Es geht beispielsweise darum zu entscheiden, was dem betrachtenden Individuum als ein Bestandteil zugerechnet und was überhaupt als ein Individuum bezeichnet werden soll.
Wir betrachten nämlich unseren Körper als den Raum des eigenen Selbst. Es besteht für uns selbst eine zwingende Verbindung zwischen dem, wer wir sind und unserem Körper (wir werden ja auf der Strasse anhand unseres Aussehens erkannt). Betrachten wir jedoch diesen Körper als Bestandteil der Raumzeit, so können wir ihn nicht ohne weiteres dem betrachtenden Individuum zurechnen.

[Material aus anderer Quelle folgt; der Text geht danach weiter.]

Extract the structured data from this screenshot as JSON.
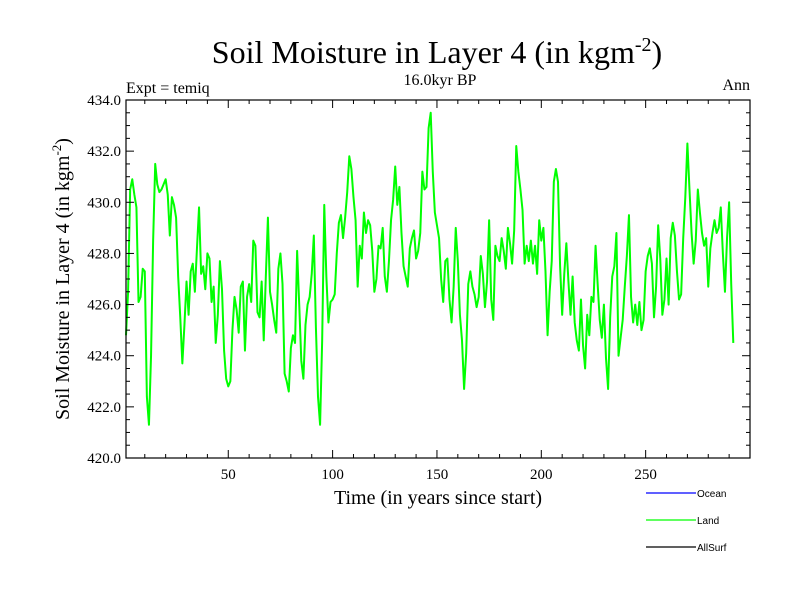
{
  "chart_data": {
    "type": "line",
    "title": "Soil Moisture in Layer 4 (in kgm",
    "title_sup": "-2",
    "title_end": ")",
    "subtitle_left": "Expt = temiq",
    "subtitle_center": "16.0kyr BP",
    "subtitle_right": "Ann",
    "xlabel": "Time (in years since start)",
    "ylabel": "Soil Moisture in Layer 4 (in kgm",
    "ylabel_sup": "-2",
    "ylabel_end": ")",
    "xlim": [
      1,
      300
    ],
    "ylim": [
      420,
      434
    ],
    "x_ticks": [
      50,
      100,
      150,
      200,
      250
    ],
    "y_ticks": [
      "420.0",
      "422.0",
      "424.0",
      "426.0",
      "428.0",
      "430.0",
      "432.0",
      "434.0"
    ],
    "legend": [
      {
        "name": "Ocean",
        "color": "#0000ff"
      },
      {
        "name": "Land",
        "color": "#00ff00"
      },
      {
        "name": "AllSurf",
        "color": "#000000"
      }
    ],
    "series": [
      {
        "name": "Land",
        "color": "#00ff00",
        "x_start": 1,
        "x_step": 1,
        "values": [
          424.8,
          426.5,
          430.5,
          430.9,
          430.3,
          429.8,
          426.1,
          426.3,
          427.4,
          427.3,
          422.4,
          421.3,
          424.0,
          428.5,
          431.5,
          430.7,
          430.4,
          430.5,
          430.7,
          430.9,
          430.3,
          428.7,
          430.2,
          429.9,
          429.4,
          427.1,
          425.5,
          423.7,
          425.2,
          426.9,
          425.6,
          427.3,
          427.6,
          426.5,
          428.2,
          429.8,
          427.2,
          427.5,
          426.6,
          428.0,
          427.8,
          426.1,
          426.7,
          424.5,
          425.6,
          427.7,
          426.6,
          424.2,
          423.1,
          422.8,
          423.0,
          425.0,
          426.3,
          425.8,
          424.9,
          426.7,
          426.9,
          424.2,
          426.3,
          426.8,
          426.1,
          428.5,
          428.3,
          425.7,
          425.5,
          426.9,
          424.6,
          427.1,
          429.4,
          426.5,
          426.0,
          425.4,
          424.9,
          427.4,
          428.0,
          426.8,
          423.3,
          423.0,
          422.6,
          424.3,
          424.8,
          424.5,
          428.1,
          426.0,
          423.8,
          423.1,
          425.2,
          426.0,
          426.3,
          427.2,
          428.7,
          425.1,
          422.4,
          421.3,
          424.6,
          429.9,
          427.1,
          425.3,
          426.1,
          426.2,
          426.4,
          428.0,
          429.2,
          429.5,
          428.6,
          429.4,
          430.4,
          431.8,
          431.3,
          430.2,
          429.3,
          426.7,
          428.3,
          427.8,
          429.6,
          428.8,
          429.3,
          429.1,
          428.1,
          426.5,
          427.0,
          428.3,
          428.2,
          429.0,
          427.1,
          426.5,
          427.7,
          429.3,
          430.1,
          431.4,
          429.9,
          430.6,
          428.8,
          427.5,
          427.1,
          426.7,
          428.2,
          428.6,
          428.9,
          427.8,
          428.1,
          428.8,
          431.2,
          430.5,
          430.6,
          432.9,
          433.5,
          431.2,
          429.6,
          429.1,
          428.6,
          427.0,
          426.1,
          427.7,
          427.8,
          426.2,
          425.3,
          426.7,
          429.0,
          427.7,
          425.6,
          424.6,
          422.7,
          424.1,
          426.8,
          427.3,
          426.7,
          426.4,
          425.9,
          426.3,
          427.9,
          427.2,
          425.9,
          426.9,
          429.3,
          426.2,
          425.4,
          428.3,
          427.9,
          427.7,
          428.6,
          428.1,
          427.4,
          429.0,
          428.4,
          427.6,
          428.9,
          432.2,
          431.2,
          430.5,
          429.7,
          427.6,
          428.3,
          427.7,
          428.5,
          427.6,
          428.3,
          427.2,
          429.3,
          428.5,
          429.0,
          427.3,
          424.8,
          426.5,
          427.7,
          430.8,
          431.3,
          430.8,
          427.5,
          425.6,
          427.2,
          428.4,
          426.9,
          425.6,
          427.1,
          425.3,
          424.6,
          424.2,
          426.2,
          424.4,
          423.5,
          425.6,
          424.8,
          426.3,
          426.1,
          428.3,
          426.8,
          425.4,
          424.7,
          426.0,
          423.9,
          422.7,
          425.5,
          427.1,
          427.5,
          428.8,
          424.0,
          424.7,
          425.4,
          426.7,
          427.9,
          429.5,
          426.3,
          425.3,
          426.0,
          425.2,
          426.1,
          425.0,
          425.4,
          427.3,
          427.9,
          428.2,
          427.6,
          425.5,
          426.7,
          429.1,
          427.8,
          425.6,
          426.2,
          427.8,
          426.0,
          428.6,
          429.2,
          428.7,
          427.3,
          426.2,
          426.4,
          428.6,
          430.2,
          432.3,
          430.5,
          428.8,
          427.6,
          428.5,
          430.5,
          429.6,
          428.8,
          428.3,
          428.6,
          426.7,
          428.2,
          428.8,
          429.3,
          428.8,
          429.0,
          429.8,
          428.0,
          426.5,
          428.6,
          430.0,
          426.8,
          424.5
        ]
      }
    ]
  }
}
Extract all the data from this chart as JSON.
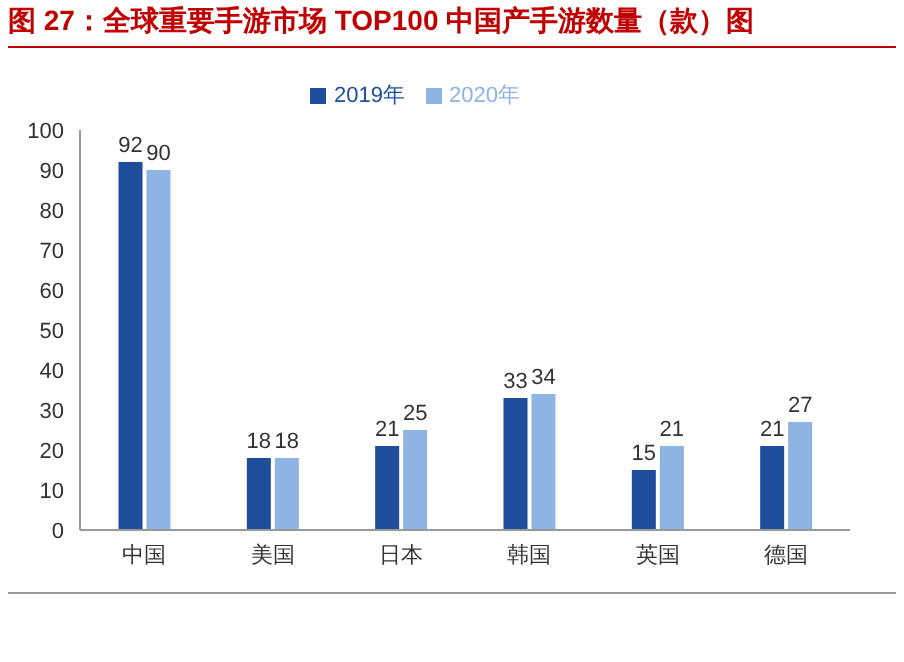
{
  "chart_data": {
    "type": "bar",
    "title": "图 27：全球重要手游市场 TOP100 中国产手游数量（款）图",
    "categories": [
      "中国",
      "美国",
      "日本",
      "韩国",
      "英国",
      "德国"
    ],
    "series": [
      {
        "name": "2019年",
        "color": "#1f4e9c",
        "values": [
          92,
          18,
          21,
          33,
          15,
          21
        ]
      },
      {
        "name": "2020年",
        "color": "#8db4e2",
        "values": [
          90,
          18,
          25,
          34,
          21,
          27
        ]
      }
    ],
    "ylim": [
      0,
      100
    ],
    "yticks": [
      0,
      10,
      20,
      30,
      40,
      50,
      60,
      70,
      80,
      90,
      100
    ],
    "grid": false,
    "legend": "top",
    "data_labels": true
  }
}
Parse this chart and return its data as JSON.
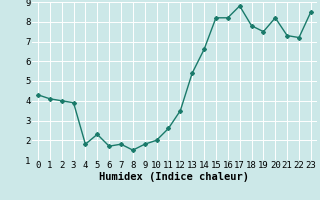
{
  "x": [
    0,
    1,
    2,
    3,
    4,
    5,
    6,
    7,
    8,
    9,
    10,
    11,
    12,
    13,
    14,
    15,
    16,
    17,
    18,
    19,
    20,
    21,
    22,
    23
  ],
  "y": [
    4.3,
    4.1,
    4.0,
    3.9,
    1.8,
    2.3,
    1.7,
    1.8,
    1.5,
    1.8,
    2.0,
    2.6,
    3.5,
    5.4,
    6.6,
    8.2,
    8.2,
    8.8,
    7.8,
    7.5,
    8.2,
    7.3,
    7.2,
    8.5
  ],
  "line_color": "#1a7a6a",
  "marker": "D",
  "marker_size": 2.0,
  "line_width": 1.0,
  "xlabel": "Humidex (Indice chaleur)",
  "xlim": [
    -0.5,
    23.5
  ],
  "ylim": [
    1.0,
    9.0
  ],
  "xticks": [
    0,
    1,
    2,
    3,
    4,
    5,
    6,
    7,
    8,
    9,
    10,
    11,
    12,
    13,
    14,
    15,
    16,
    17,
    18,
    19,
    20,
    21,
    22,
    23
  ],
  "yticks": [
    1,
    2,
    3,
    4,
    5,
    6,
    7,
    8,
    9
  ],
  "bg_color": "#cce8e8",
  "grid_color": "#ffffff",
  "tick_font_size": 6.5,
  "xlabel_font_size": 7.5
}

Es besteht daher ein Unterschied zwischen dem, was wir als unser Körper und dem, was wir als unser Selbst, als das Sensorium bezeichnen.
Dieser Unterschied wird anhand der erkannten Differenz zwischen Raumzeit und Gegenwart deutlich erkennbar.

Wir erkennen, dass zusammen mit dem Begriff der Raumzeitgegenwart eine neue Wirklichkeit oder ein zusätzlicher Raum entstanden ist, in dem die scheinbar unvereinbaren Vorstellungen einen gemeinsamen Platz einnehmen und in Verbindung zueinander stehen.

Bilder, die bisher ausschließlich getrennt betrachtet wurden, werden eine Einheit – die Vergangenheit und die Gegenwart.
Der Körper (Materie) gehört der Raumzeit, der Geist der Gegenwart an.